Now developer Brett Mosher and architect John Sofio are turning the downtown Holiday Inn into The Flat, its 200 rooms remodeled as efficiency apartments with hot plates, plus a heliport, barbershop, maid service, rooftop pool and spa, and a restaurant with a bar. Westwood developer Kam Hekmat is updating classic Westwood courtyard housing into a residential hotel for professors and students from UCLA. And in downtown West Hollywood, developer Avi Brosh is breaking ground for the Holloway-Olive, the prototype for what will be a chain of serviced and furnished condominiums and "extended-stay guest suites," all with concierge, maid service, restaurants and bars.

Brosh is at the very forefront of the changing housing market that’s providing a plethora of new real estate "products" to replace the single-family home. He’s garnered favorable notice in The Wall Street Journal and a dozen design magazines for building intriguingly different live/work loft-style condos and apartments with gardens and courtyards in the thick of downtowns — like Library Court in Old Pasadena and the Lofts at Melrose Place and Lofts at Laurel Court in West Hollywood, and, coming soon, a highly anticipated remodel of the big old Ostrich Farm on the arroyo in South Pasadena. But it’s the Holloway-Olive that has people talking most of all.

"It will be the Oakwood meets the W Hotel," says Brosh. "What the housing market needs is a little imagination. Housing needs to evolve to take into account changing lifestyles."

Both Sofio and Brosh are among those whose successful careers are based on paying close attention to the influences revamping American lifestyles and reviving interest in living downtown: the impossibly high cost of land and property; traffic; the Internet, laptops and cell phones; the globalization of markets and low-cost airfare.

As a result, people want living arrangements that make it possible to blend life, work and entertainment. And the "creative class" that best-selling author Richard Florida says gravitates toward cities (designers, buyers, P.A.s, assistant directors, actors, musicians, architects, lawyers, engineers) lives an itinerant "have job/will travel" lifestyle: L.A. today, Miami tomorrow, São Paulo Friday. Says Sofio, "These days the question is, ‘Where do we live?’ I was in Dallas last week and New York the week before — but I think I spent only 20 minutes in my apartment in New York, because I was in meetings and restaurants the entire time I was there. My life is my work is my life. There is no separation, no 9 to 5 anymore."

esidential hotels were commonplace at the turn of the century, offering, at one end of the spectrum, personal service, elegant dining and sociability, as well as privacy, all without the fuss of having to maintain a home and yard. At the other end, they offered inexpensive accommodations for people in transition, without family or means. In Living Downtown: The History of Residential Hotels in the United States, UC Berkeley architecture history professor Paul Groth quotes New York hotel keeper Simeon Ford, who amused a banquet of hotelkeepers at the time by remarking, "We have fine hotels for fine people, good hotels for good people, plain hotels for plain people and some bum hotels for bums."

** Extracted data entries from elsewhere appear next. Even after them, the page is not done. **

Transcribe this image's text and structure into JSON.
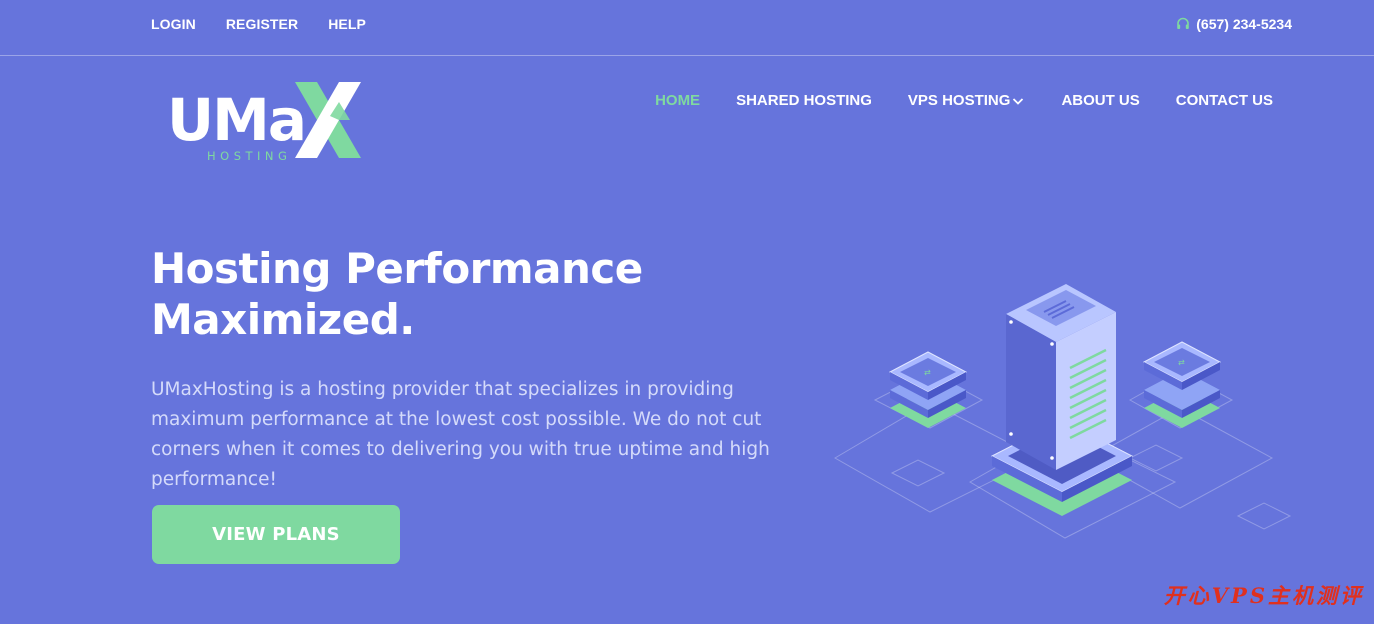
{
  "topbar": {
    "links": [
      {
        "label": "LOGIN"
      },
      {
        "label": "REGISTER"
      },
      {
        "label": "HELP"
      }
    ],
    "phone": "(657) 234-5234",
    "phone_icon": "headset-icon"
  },
  "brand": {
    "logo_text": "UMaX",
    "logo_sub": "HOSTING"
  },
  "nav": {
    "items": [
      {
        "label": "HOME",
        "active": true
      },
      {
        "label": "SHARED HOSTING"
      },
      {
        "label": "VPS HOSTING",
        "dropdown": true
      },
      {
        "label": "ABOUT US"
      },
      {
        "label": "CONTACT US"
      }
    ]
  },
  "hero": {
    "title_line1": "Hosting Performance",
    "title_line2": "Maximized.",
    "description": "UMaxHosting is a hosting provider that specializes in providing maximum performance at the lowest cost possible. We do not cut corners when it comes to delivering you with true uptime and high performance!",
    "cta": "VIEW PLANS"
  },
  "watermark": "开心VPS主机测评",
  "colors": {
    "background": "#6674dc",
    "accent": "#7fd9a0",
    "watermark": "#e0301e"
  }
}
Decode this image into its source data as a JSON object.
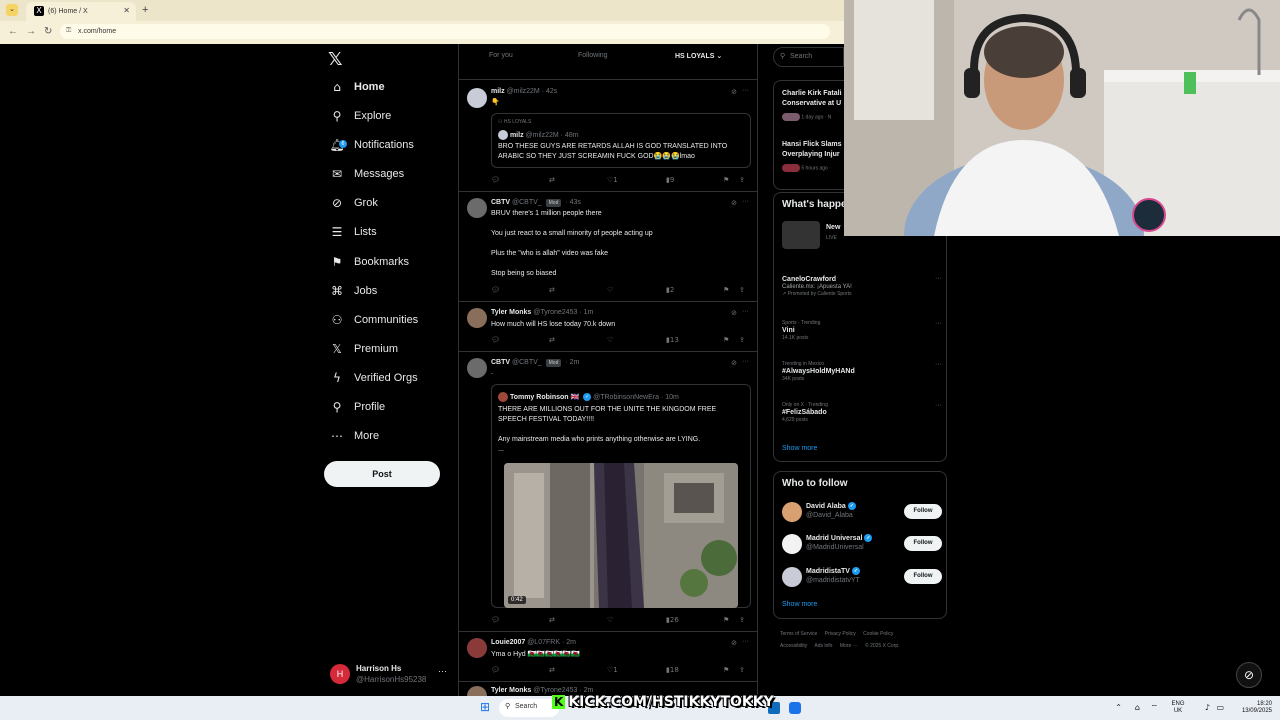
{
  "browser": {
    "tab_title": "(6) Home / X",
    "url": "x.com/home"
  },
  "sidebar": {
    "items": [
      {
        "label": "Home",
        "icon": "home-icon",
        "glyph": "⌂"
      },
      {
        "label": "Explore",
        "icon": "search-icon",
        "glyph": "⚲"
      },
      {
        "label": "Notifications",
        "icon": "bell-icon",
        "glyph": "🔔︎",
        "badge": "6"
      },
      {
        "label": "Messages",
        "icon": "envelope-icon",
        "glyph": "✉"
      },
      {
        "label": "Grok",
        "icon": "grok-icon",
        "glyph": "⊘"
      },
      {
        "label": "Lists",
        "icon": "list-icon",
        "glyph": "☰"
      },
      {
        "label": "Bookmarks",
        "icon": "bookmark-icon",
        "glyph": "⚑"
      },
      {
        "label": "Jobs",
        "icon": "briefcase-icon",
        "glyph": "⌘"
      },
      {
        "label": "Communities",
        "icon": "people-icon",
        "glyph": "⚇"
      },
      {
        "label": "Premium",
        "icon": "x-logo-icon",
        "glyph": "𝕏"
      },
      {
        "label": "Verified Orgs",
        "icon": "lightning-icon",
        "glyph": "ϟ"
      },
      {
        "label": "Profile",
        "icon": "person-icon",
        "glyph": "⚲"
      },
      {
        "label": "More",
        "icon": "more-circle-icon",
        "glyph": "⋯"
      }
    ],
    "post_label": "Post",
    "account": {
      "initial": "H",
      "name": "Harrison Hs",
      "handle": "@HarrisonHs95238"
    }
  },
  "timeline": {
    "tabs": [
      "For you",
      "Following",
      "HS LOYALS"
    ],
    "tweets": [
      {
        "name": "milz",
        "handle": "@milz22M",
        "time": "· 42s",
        "text": "👇",
        "quote": {
          "community": "HS LOYALS",
          "name": "milz",
          "handle": "@milz22M",
          "time": "· 48m",
          "text": "BRO THESE GUYS ARE RETARDS ALLAH IS GOD TRANSLATED INTO ARABIC SO THEY JUST SCREAMIN FUCK GOD😭😭😭lmao"
        },
        "likes": "1",
        "views": "9"
      },
      {
        "name": "CBTV",
        "handle": "@CBTV_",
        "tag": "Mod",
        "time": "· 43s",
        "lines": [
          "BRUV there's 1 million people there",
          "You just react to a small minority of people acting up",
          "Plus the \"who is allah\" video was fake",
          "Stop being so biased"
        ],
        "views": "2"
      },
      {
        "name": "Tyler Monks",
        "handle": "@Tyrone2453",
        "time": "· 1m",
        "text": "How much will HS lose today 70.k down",
        "views": "13"
      },
      {
        "name": "CBTV",
        "handle": "@CBTV_",
        "tag": "Mod",
        "time": "· 2m",
        "text": ".",
        "quote": {
          "name": "Tommy Robinson 🇬🇧",
          "handle": "@TRobinsonNewEra",
          "time": "· 10m",
          "text": "THERE ARE MILLIONS OUT FOR THE UNITE THE KINGDOM FREE SPEECH FESTIVAL TODAY!!!!",
          "text2": "Any mainstream media who prints anything otherwise are LYING.",
          "text3": "...",
          "duration": "0:42"
        },
        "views": "26"
      },
      {
        "name": "Louie2007",
        "handle": "@L07FRK",
        "time": "· 2m",
        "text": "Yma o Hyd 🏴󠁧󠁢󠁷󠁬󠁳󠁿🏴󠁧󠁢󠁷󠁬󠁳󠁿🏴󠁧󠁢󠁷󠁬󠁳󠁿🏴󠁧󠁢󠁷󠁬󠁳󠁿🏴󠁧󠁢󠁷󠁬󠁳󠁿🏴󠁧󠁢󠁷󠁬󠁳󠁿",
        "likes": "1",
        "views": "18"
      },
      {
        "name": "Tyler Monks",
        "handle": "@Tyrone2453",
        "time": "· 2m"
      }
    ]
  },
  "right": {
    "search_placeholder": "Search",
    "news": [
      {
        "title": "Charlie Kirk Fatali Conservative at U",
        "meta": "1 day ago · N"
      },
      {
        "title": "Hansi Flick Slams Overplaying Injur",
        "meta": "5 hours ago · "
      }
    ],
    "whats_happening": "What's happe",
    "live": {
      "title": "New",
      "status": "LIVE"
    },
    "trends": [
      {
        "context": "",
        "title": "CaneloCrawford",
        "sub": "Caliente.mx: ¡Apuesta YA!",
        "count": "Promoted by Caliente Sports"
      },
      {
        "context": "Sports · Trending",
        "title": "Vini",
        "count": "14.1K posts"
      },
      {
        "context": "Trending in Mexico",
        "title": "#AlwaysHoldMyHANd",
        "count": "34K posts"
      },
      {
        "context": "Only on X · Trending",
        "title": "#FelizSábado",
        "count": "4,629 posts"
      }
    ],
    "show_more": "Show more",
    "who_to_follow": "Who to follow",
    "follow_label": "Follow",
    "accounts": [
      {
        "name": "David Alaba",
        "handle": "@David_Alaba"
      },
      {
        "name": "Madrid Universal",
        "handle": "@MadridUniversal"
      },
      {
        "name": "MadridistaTV",
        "handle": "@madridistatvYT"
      }
    ],
    "footer": [
      "Terms of Service",
      "Privacy Policy",
      "Cookie Policy",
      "Accessibility",
      "Ads info",
      "More ···",
      "© 2025 X Corp."
    ]
  },
  "overlay": {
    "kick": "KICK.COM/HSTIKKYTOKKY",
    "kick_icon": "K"
  },
  "taskbar": {
    "search": "Search",
    "lang_top": "ENG",
    "lang_bottom": "UK",
    "time": "18:20",
    "date": "13/09/2025"
  },
  "colors": {
    "accent": "#1d9bf0",
    "bg": "#000000",
    "border": "#2f3336",
    "kick_green": "#53fc18"
  }
}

But in the early 1900s, housing reformers sought to address the problems brought on by the increasing industrialization of cities and the overcrowding of workers in tenements, by razing the old city and then building anew, with a modern set of rules built upon the separation and specialization of uses. The rules, writes Groth, "promised each function an area by itself, uniformity within areas, less mixture of social classes, maximum privacy for each family, much lower density for many activities, buildings set back from the street and a permanently built order."

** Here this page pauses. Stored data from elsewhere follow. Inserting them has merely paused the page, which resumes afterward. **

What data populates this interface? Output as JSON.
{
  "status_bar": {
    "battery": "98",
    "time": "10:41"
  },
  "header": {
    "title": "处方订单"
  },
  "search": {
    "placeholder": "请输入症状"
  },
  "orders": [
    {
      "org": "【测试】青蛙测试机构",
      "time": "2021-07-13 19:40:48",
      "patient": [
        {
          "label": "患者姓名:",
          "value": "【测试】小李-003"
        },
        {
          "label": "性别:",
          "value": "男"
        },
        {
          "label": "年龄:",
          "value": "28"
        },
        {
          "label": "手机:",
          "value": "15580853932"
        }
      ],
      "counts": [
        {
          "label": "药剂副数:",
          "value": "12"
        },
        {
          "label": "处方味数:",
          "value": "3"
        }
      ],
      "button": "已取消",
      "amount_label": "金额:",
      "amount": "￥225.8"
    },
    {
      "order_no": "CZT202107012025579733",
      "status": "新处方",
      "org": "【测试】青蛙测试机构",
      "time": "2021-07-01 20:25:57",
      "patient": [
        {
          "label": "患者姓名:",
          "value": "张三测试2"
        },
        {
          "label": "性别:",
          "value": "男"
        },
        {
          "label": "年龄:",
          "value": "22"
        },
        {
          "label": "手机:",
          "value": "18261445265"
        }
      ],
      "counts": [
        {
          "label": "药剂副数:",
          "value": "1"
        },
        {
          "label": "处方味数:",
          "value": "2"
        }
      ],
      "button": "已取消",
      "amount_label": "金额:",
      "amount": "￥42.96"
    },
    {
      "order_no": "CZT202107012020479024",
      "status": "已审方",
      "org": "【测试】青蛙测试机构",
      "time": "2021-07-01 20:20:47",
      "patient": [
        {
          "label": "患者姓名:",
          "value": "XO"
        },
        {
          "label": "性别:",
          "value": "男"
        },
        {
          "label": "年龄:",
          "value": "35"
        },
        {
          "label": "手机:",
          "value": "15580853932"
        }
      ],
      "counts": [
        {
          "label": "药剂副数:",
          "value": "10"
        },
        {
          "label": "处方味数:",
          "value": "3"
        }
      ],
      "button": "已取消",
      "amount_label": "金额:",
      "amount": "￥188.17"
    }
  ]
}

Federal rules supported those local zoning and building codes, finally making it difficult to insure, and therefore get loans for, downtown housing of any kind. As Groth explains, "Minimum Property Standards stated that ‘the [insured] property should be located in a neighborhood homogeneous in character,’ a neighborhood sure to avoid ‘inharmonious land uses’ . . . National underwriting manuals . . . gave low ratings to any residential property in a crowded neighborhood, one with racial mixtures or one with a mixture of ‘adverse influences,’ defined as stores, offices or rental units."